Args: persist_location: where the index is stored (for whoosh) or Elasticsearch URL (for elasticsearch) kind: one of {whoosh, elasticsearch}
Elasticsearch-specific kwargs: basic_auth: tuple of (username, password) for basic authentication verify_certs: whether to verify SSL certificates (default: True) ca_certs: path to CA certificate file timeout: connection timeout in seconds (default: 30, becomes request_timeout for v9+ compatibility) max_retries: maximum number of retries (default: 3) retry_on_timeout: whether to retry on timeout (default: True) maxsize: maximum number of connections in the pool (default: 25, removed for Elasticsearch v9+ compatibility)
Returns: SparseStore instance
SparseStore.semantic_search
def semantic_search(
args:VAR_POSITIONAL, kwargs:VAR_KEYWORD
):
Any subclass of SparseStore can inherit this method for on-the-fly semantic searches.
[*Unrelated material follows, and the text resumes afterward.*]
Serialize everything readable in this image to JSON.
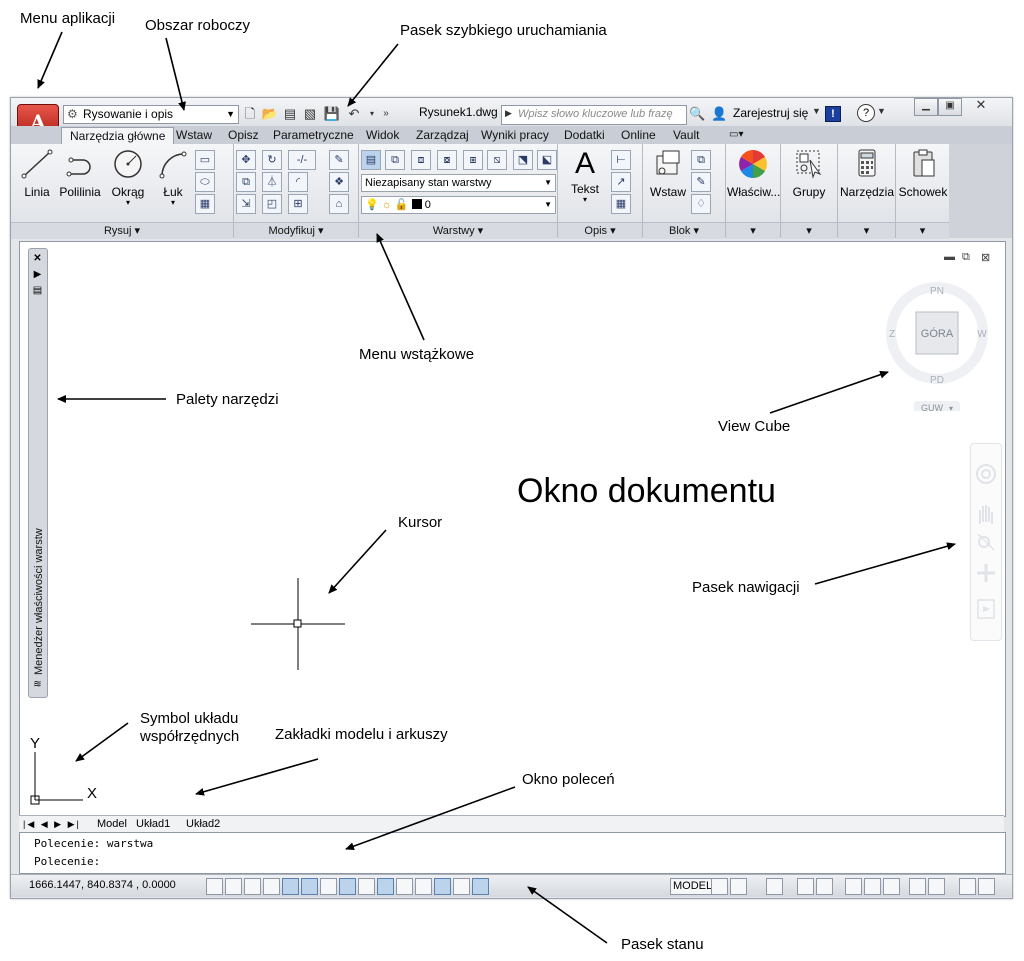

Retrieves results based on semantic similarity to supplied query. All arguments are fowrwarded on to the store’s search method. The search method is expected to include “query” as first positional argument and a “limit” keyword argument. Additional kwargs can be supplied to focus the search (e.g., see where_document and filters arguments of search method). Results of invoked search method are expected to be in the form: {‘hits’: list_of_dicts, ‘total_hits’ : int}. Result of this method is a list of LangChain Document objects sorted by semantic similarity.
If subclass supports dynamic chunking (has chunk_for_semantic_search=True), it will chunk large documents and find the best matching chunks per document.
Args: return_chunks (bool): If True (default), return individual chunks as Document objects for RAG. If False, return original documents with full content and all chunk scores. load_web_documents (bool): If True, attempt to load content from web URLs when content field is empty (default: False). verbose (bool): If True (default), show progress bar during semantic search processing.
ReadOnlySparseStore
def ReadOnlySparseStore(
kwargs:VAR_KEYWORD
):
A sparse vector store based on a read-only full-text search engine
ElasticsearchSparseStore
def ElasticsearchSparseStore(
persist_location:Optional=None, index_name:str='myindex', basic_auth:Optional=None, verify_certs:bool=True,
ca_certs:Optional=None, timeout:int=30, max_retries:int=3, retry_on_timeout:bool=True, maxsize:int=25,
content_field:str='page_content', # Field mapping parameters for existing indices
source_field:Optional='source', id_field:str='id', content_analyzer:str='standard',
chunk_for_semantic_search:bool=False, # Dynamic chunking for semantic search
chunk_size:int=500, chunk_overlap:int=50, n_candidates:Optional=None, kwargs:VAR_KEYWORD
):
A sparse vector store based on Elasticsearch.
WhooshStore
def WhooshStore(
persist_location:Optional=None, index_name:str='myindex',
chunk_for_semantic_search:bool=False, # Dynamic chunking for semantic search
chunk_size:int=500, chunk_overlap:int=50, kwargs:VAR_KEYWORD
):
A sparse vector store based on the Whoosh full-text search engine.
get_field_analyzer
def get_field_analyzer(
field_name, value, schema:NoneType=None
):
Get the analyzer that would be used for a field.
create_field_for_value
def create_field_for_value(
field_name, value
):
Create field definition based on value type - same logic as add_documents.
default_schema
def default_schema(
):
WhooshStore.exists
def exists(
):
Returns True if documents have been added to search index
WhooshStore.add_documents
def add_documents(
docs:Sequence, # list of LangChain Documents
limitmb:int=1024, # maximum memory in megabytes to use
verbose:bool=True, # Set to False to disable progress bar
kwargs:VAR_KEYWORD
):
Indexes documents. Extra kwargs supplied to TextStore.ix.writer.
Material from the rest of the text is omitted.